К Светилу также отправилась еще одна совсем не старая арисса. Прах почивших развеяли по полям, на которых эти люди трудились всю жизнь.
Вира неплохо справлялась, хоть и обращалась к справочникам и руководствам практически каждый день. Рита пообещала себе надиктовать девчонке конспекты – пора было углубить ее знания анатомии и физиологии человека.
Лишь одна пациентка в клинике вызывала беспокойство. Вира поерзала на стуле, смутившись:
– Даже не знаю, как объяснить, ара Марго. Она когда пришла, я думала – просто слабость от беременности. Может, от постоянной тошноты устала, может, малокровие… Все эликсиры перепробовала, никакого эффекта. – Девушка покусала губу. – Не знаю, что родителям сказать. Кларисса Ядвин их единственный ребенок. Если еще и ее…
Девушка осеклась, кинув быстрый взгляд на Дункана. Тот весь подобрался, сидел вытянутый как струна, от сжатых челюстей очертились жевательные мышцы.
«Н, точно. Ядвин. Погибший в лесу парень, в смерти которого обвинили Дункана. Представляю, каково им всем тут пришлось…»
– Были проблемы с родителями? – осторожно спросила доктор.
– Я им на глаза на показываюсь, – вздохнул мужчина. – Хоть и устал повторять, что я не виновен, все же… Незачем им лишний раз нервничать. Посижу немного в печной, от меня не убудет, а им спокойнее.

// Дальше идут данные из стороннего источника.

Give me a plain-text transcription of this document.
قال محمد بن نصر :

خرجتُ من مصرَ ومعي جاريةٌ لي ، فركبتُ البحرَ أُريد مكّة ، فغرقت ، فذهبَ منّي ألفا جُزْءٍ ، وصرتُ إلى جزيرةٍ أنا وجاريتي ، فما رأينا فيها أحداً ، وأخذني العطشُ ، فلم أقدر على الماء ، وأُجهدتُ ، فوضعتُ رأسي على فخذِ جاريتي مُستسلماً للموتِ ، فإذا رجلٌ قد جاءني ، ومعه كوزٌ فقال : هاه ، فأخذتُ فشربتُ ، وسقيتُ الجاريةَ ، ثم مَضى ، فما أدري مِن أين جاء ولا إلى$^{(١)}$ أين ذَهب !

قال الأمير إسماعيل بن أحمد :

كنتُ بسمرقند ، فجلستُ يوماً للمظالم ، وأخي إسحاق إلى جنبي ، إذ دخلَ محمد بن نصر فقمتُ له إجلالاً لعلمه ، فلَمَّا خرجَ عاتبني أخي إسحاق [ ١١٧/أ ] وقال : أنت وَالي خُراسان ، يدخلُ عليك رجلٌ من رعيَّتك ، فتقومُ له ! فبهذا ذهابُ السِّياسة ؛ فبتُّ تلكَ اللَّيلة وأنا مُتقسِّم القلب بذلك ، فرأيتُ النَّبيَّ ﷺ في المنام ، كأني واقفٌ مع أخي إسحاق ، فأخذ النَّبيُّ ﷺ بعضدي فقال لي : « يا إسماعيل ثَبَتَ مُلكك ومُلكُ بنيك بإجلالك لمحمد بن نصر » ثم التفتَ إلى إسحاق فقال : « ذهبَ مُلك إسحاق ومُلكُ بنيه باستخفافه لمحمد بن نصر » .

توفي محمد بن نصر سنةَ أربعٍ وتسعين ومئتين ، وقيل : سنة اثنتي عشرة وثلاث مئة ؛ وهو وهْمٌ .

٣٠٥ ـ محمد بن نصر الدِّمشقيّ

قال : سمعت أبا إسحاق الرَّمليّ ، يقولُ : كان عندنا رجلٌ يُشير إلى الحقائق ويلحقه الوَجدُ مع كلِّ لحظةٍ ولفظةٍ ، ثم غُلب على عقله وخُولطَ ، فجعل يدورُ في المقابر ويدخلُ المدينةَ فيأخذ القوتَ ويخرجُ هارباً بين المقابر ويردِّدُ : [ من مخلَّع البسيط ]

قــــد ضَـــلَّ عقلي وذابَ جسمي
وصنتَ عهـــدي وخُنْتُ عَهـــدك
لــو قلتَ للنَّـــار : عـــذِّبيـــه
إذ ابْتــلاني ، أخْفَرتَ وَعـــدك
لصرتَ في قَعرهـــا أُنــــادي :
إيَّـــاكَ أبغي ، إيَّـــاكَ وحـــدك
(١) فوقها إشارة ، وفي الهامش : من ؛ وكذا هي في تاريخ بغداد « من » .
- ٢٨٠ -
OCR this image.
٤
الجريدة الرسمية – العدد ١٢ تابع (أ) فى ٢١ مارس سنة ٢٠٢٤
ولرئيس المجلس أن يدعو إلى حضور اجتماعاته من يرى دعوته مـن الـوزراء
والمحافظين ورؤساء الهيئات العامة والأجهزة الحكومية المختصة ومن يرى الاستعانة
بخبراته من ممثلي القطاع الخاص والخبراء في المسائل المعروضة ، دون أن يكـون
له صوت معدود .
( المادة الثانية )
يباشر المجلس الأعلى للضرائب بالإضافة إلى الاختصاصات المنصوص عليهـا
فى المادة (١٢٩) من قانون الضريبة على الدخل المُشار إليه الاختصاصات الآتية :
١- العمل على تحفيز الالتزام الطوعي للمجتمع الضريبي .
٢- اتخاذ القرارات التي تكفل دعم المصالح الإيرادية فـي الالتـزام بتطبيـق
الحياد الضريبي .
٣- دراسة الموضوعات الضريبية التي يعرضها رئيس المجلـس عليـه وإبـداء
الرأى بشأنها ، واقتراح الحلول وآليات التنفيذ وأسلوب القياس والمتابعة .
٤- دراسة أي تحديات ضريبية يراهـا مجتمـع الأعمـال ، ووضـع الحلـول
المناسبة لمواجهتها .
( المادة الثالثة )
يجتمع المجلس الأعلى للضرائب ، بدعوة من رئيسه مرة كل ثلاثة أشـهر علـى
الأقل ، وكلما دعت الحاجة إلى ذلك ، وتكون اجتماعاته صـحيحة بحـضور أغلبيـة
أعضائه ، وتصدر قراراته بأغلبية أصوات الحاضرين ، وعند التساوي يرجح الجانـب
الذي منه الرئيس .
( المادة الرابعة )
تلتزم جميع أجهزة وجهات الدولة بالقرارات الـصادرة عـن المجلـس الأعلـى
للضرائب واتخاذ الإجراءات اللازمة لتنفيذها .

При первом взгляде Кларисса напоминала покойницу. Бледная, с тонкими белыми ручками и пухлыми, но сухими губами, она напоминала сломанную фарфоровую куколку. Черные кудряшки, такая редкость в Греймуре, кто-то заботливо разложил на подушке в расшитой цветами и лозами, явно домашней, наволочке.
Рита осторожно сняла покрывало, радуясь, что озаботилась когда-то требованием выстругать ей акушерский стетоскоп. Местные умельцы, стараясь заслужить расположение лекарки, выточили даже несколько.
Доктор приложила к округлому животу девушки трубку из орешника, расширяющуюся на конце в форме воронки. Второй, узкий конец вставила себе в правое ухо.
Глухой, медленный гул, как шаги в пустом коридоре.